Application of machine learning to forecast amine emissions

One of the main causes of climate change on our planet is an excess of carbon dioxide emissions. It occurs predominantly in electricity generation and industrial processes, including steel and cement manufacturing. Currently, engineers and chemists are looking into ways to capture carbon that could sequester and store carbon dioxide, thereby preventing it from being released into the atmosphere.

The concept of carbon capture is an effective way to reduce greenhouse gas emissions. Special carbon capture plants work on the basis of amine technology, using amines - chemical compounds that can dissolve carbon dioxide. Amines are also used in many industries, such as pharmaceuticals, production of epoxy resins and dyes.

The problem is that amines can be potentially harmful to the environment as well as human health, so it is critical to mitigate their impact. When using amines in carbon capture plants, emissions also need to be controlled, which is a challenge due to the technological difference between the plants.

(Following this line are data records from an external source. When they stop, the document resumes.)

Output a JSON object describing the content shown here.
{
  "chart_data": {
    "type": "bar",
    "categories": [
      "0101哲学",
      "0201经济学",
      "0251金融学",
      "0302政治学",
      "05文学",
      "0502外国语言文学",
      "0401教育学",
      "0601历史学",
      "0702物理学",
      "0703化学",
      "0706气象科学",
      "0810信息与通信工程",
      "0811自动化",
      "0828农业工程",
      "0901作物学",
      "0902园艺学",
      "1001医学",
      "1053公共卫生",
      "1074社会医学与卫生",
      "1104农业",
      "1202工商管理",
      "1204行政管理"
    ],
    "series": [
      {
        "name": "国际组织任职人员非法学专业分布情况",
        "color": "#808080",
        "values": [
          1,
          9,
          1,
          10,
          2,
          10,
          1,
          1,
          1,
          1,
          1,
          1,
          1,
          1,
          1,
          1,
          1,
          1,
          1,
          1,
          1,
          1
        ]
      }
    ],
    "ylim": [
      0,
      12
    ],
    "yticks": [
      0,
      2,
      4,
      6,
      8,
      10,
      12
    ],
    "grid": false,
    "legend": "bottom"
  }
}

A team of scientists from EPFL's School of Basic Sciences and The Research Centre for Carbon Solutions of Heriot-Watt University has developed a new solution based on machine learning to predict amine emissions from carbon capture plants. The solution was experimentally tested in a real plant in Germany led by a team with Professor Berend Smit from EPFL's School of Basic Sciences and Professor Susana Garcia from The Research Centre for Carbon Solutions of Heriot-Watt University in Scotland as the heads of the research.

The experiments were conducted at the largest coal-fired power plant in Germany, where the next-generation amine solution has been tested at a pilot plant for more than a year. However, it has been found that amines can be released with flue gas. This presented a problem since amine emissions must be controlled.

Professor Susana Garcia, together with the owner of the plant, RWE, and TNO in the Netherlands, developed a stress test to study amine emissions under various process conditions. Professor Garcia described that they designed an experimental campaign to understand how and when amine emissions would be generated. But some of the experiments also required the intervention of plant operators to ensure its safe operation.

These interventions led to the question of how to interpret the data. Are the amine releases the result of the stress tests themselves, or has operator interference indirectly affected the emissions? This has been further complicated by a general misunderstanding of the scientific mechanisms underlying amine releases.

"In short, we had an expensive and successful campaign that showed that amine emissions can be a problem, but no tools to further analyze the data," reports Smit.

It really looked like an unsolvable problem. All measurements were taken every five minutes and a lot of data was collected. And then Kevin Maik Jablonka decided to use machine learning for pattern recognition to predict future amine emissions based on plant data. By using a new amine emission prediction model, the researchers were able to separate emissions caused by operator intervention from emissions caused by the stress test.

The model showed that some interventions had the opposite effect on emissions of solvent components. Thus, the mitigation strategies required for capture facilities operating on a single component solvent (e.g., monoethanolamine) need to be reviewed if they are operated using a mixture of amines.

"I am very enthusiastic about the potential impact of this work; it is a completely new way of looking at a complex chemical process," says Smit. "This type of forecasting is not something one can do with any of the conventional approaches, so it may change the way we operate chemical plants."